CYCLISTS have labelled a newly-opened stretch of road “lethal” thanks to the way tram tracks snag riders’ wheels forcing them to tumble from their bikes in busy traffic.
With horror video already emerging of one rider being thrown from his saddle, there are now urgent pleas for the council to intervene before a rider is killed at Haymarket.
The newly-opened road is lined with tram tracks that, literally, rail road cyclists once their wheels fall into a groove that allows the metal tram track to sit flush in the road.
Concerned cyclists are calling on the council to ape other cities that have experienced similar problems and fill in the “groove gap” with special rubber plugs that prevent cyclists from being under passing traffic.
Key critics include cycling pressure group Spokes – who have described the road layout as far from “ideal” – while green councillor Gavin Corbett has said: “I believe we need to look again at how this section is laid out.”
Video captured at the intersection yesterday, and posted on YouTube, shows a rider crashing to the ground. The scene was captured by avid cyclist Chris Hill, who runs the popular CityCyclingEdinburgh.info forum.
He said: “I wasn’t going ‘looking for crashes’, but I got one on video in the few minutes I was there. The video shows there is a need to make sure drivers keep well back.”

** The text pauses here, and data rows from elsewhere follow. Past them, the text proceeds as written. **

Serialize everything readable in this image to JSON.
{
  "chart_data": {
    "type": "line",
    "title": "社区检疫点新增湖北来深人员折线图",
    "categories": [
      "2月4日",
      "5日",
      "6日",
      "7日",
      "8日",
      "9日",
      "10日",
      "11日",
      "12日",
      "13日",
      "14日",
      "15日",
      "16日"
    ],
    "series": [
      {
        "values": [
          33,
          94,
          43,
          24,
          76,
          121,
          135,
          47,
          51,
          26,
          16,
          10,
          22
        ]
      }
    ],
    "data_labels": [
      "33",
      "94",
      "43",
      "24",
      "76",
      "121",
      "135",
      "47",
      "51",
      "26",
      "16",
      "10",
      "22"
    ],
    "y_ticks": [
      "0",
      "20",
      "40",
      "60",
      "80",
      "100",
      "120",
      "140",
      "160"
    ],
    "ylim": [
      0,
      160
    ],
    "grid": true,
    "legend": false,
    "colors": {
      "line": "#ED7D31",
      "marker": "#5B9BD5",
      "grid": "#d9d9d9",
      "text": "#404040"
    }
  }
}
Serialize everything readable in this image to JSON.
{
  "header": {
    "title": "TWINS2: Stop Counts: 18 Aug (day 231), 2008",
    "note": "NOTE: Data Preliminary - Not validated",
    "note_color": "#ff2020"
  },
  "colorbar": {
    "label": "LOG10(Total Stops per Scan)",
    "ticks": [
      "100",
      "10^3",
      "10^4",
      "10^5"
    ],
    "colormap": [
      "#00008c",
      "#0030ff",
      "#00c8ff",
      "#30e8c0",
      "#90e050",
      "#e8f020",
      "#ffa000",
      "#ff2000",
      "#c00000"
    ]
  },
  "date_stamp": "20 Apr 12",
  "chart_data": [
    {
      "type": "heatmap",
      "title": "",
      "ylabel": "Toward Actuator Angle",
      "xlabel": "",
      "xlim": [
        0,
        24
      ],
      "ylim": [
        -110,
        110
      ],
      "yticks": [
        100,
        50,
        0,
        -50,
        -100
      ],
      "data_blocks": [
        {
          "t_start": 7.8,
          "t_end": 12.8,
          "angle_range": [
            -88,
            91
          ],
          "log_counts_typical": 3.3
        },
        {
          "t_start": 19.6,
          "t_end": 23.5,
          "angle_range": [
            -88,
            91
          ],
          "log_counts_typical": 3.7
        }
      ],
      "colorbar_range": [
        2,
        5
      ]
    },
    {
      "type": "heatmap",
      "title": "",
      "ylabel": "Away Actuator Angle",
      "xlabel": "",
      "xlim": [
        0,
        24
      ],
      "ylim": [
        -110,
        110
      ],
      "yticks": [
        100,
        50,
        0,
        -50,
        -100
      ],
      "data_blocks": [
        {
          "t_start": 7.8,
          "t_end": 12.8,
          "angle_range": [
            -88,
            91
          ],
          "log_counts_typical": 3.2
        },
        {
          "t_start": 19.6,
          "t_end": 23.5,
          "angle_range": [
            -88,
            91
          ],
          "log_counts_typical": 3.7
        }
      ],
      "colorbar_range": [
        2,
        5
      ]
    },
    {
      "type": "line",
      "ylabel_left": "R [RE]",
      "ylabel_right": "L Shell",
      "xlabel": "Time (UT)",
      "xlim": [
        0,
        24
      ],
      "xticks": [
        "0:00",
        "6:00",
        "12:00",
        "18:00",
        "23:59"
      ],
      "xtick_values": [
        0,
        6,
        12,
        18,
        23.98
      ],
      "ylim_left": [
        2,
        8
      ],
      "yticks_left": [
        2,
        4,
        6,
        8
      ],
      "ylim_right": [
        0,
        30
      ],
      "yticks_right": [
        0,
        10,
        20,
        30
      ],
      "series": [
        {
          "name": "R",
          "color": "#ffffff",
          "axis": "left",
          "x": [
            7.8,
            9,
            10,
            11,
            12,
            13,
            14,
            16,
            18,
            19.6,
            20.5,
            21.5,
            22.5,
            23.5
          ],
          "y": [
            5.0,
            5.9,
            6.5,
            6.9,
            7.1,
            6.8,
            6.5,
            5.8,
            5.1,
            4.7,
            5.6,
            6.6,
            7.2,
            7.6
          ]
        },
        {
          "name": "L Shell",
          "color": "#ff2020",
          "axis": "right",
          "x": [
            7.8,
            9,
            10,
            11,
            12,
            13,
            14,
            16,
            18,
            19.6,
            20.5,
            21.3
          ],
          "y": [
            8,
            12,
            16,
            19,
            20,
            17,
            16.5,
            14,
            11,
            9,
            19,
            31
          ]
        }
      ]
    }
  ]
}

Edinburgh Council is planning to launch a series of short videos, including a clip on how to safely cross tram tracks by bike, in December.
The release of the safety campaign will coincide with the roll-out of tram testing along the entire eight-mile route.
However, that has done little to stop worried cyclists slamming what they perceive to be a fundamental design flaw, and one that was predicted back in April following a spate of tram line bike spills.
Mother-of-two and active cyclist Sara Dorman, 43, said: “I was at a safety briefing about trams and they were telling us it’s important to cross the lines at as close to a 90 degree angle as possible. But the actual engineering that went into the road design (at Haymarket) and the planning makes that impossible.
“You have to cross the tracks. It looks ridiculous to me. None of us want any more tearing up of the tram tracks at that intersection, but it’s extremely frustrating that these things weren’t thought through before.”
Fellow cyclist Sara Reed had a terrifying experience in October last year, suffering a broken collarbone and bruising when her bike wheel became trapped between tram lines during rush hour on Princes Street.
She said of the Haymarket crossing: “What if there’s a driver error or it’s really bad weather? Or it’s really busy and they don’t see someone? It’s an accident waiting to happen. I just couldn’t believe it when I saw it. I’m not anti-tram at all, but what I am against is no strategic planning to keep other road users safe.”
Using embedded rubber on parts of track cyclists regularly cross is seen as the key way of safeguarding lives – one that will be complemented by extensive tram driver training.
The practice has already been adopted in the Netherlands.
Councillor Corbett, who commutes into work by bike most days, believes the simple rubber plug idea needs to be explored.
He said: “Both trams and bikes are a big part of how Edinburgh’s future transport system is organised so making sure they are good neighbours is essential.
“I understand that the city of Zurich is also trialling rubber fittings which make it easier for bikes to cross tram lines.
“I trust Edinburgh will be keeping a very close eye on these trials. As someone who cracked a rib coming off a bike on tram-lines in Denmark 12 years ago I can assure fellow-cyclists it’s no laughing matter.
Ian Maxwell, from Spokes, said there was another potential blackspot on the corner of Princes Street and South St Andrew Street where the angles were “not ideal” for cyclists crossing tram tracks.
He said: “There’s going to be a lot of learning going on over the next few months as people get to grips with the new traffic layout and the tram tracks.
“We hope eventually that experience will build up. At the moment there are these particular places where you’ve got to be very careful because the design isn’t ideal.”
Transport Convener Lesley Hinds has not ruled making further safety enhancements to the network, which is due to go live next May. “We’re keen to take on the views of cyclists and other road users about how they feel the new arrangements on the road are working,” she said. “When the system was designed some years back the designs were consulted on.
“However, now work is nearing completion and later when trams are in operation, we understand that we may need to adapt signage, road markings and other elements of road layout.
“Once the project is complete we’ll be in a position to make changes if required and I’ve asked the Head of Transport to consider ways of
gathering this feedback so we can act if required. It’s important that people get ready for the trams and that they know what to expect which is why we continue to push our safety message.”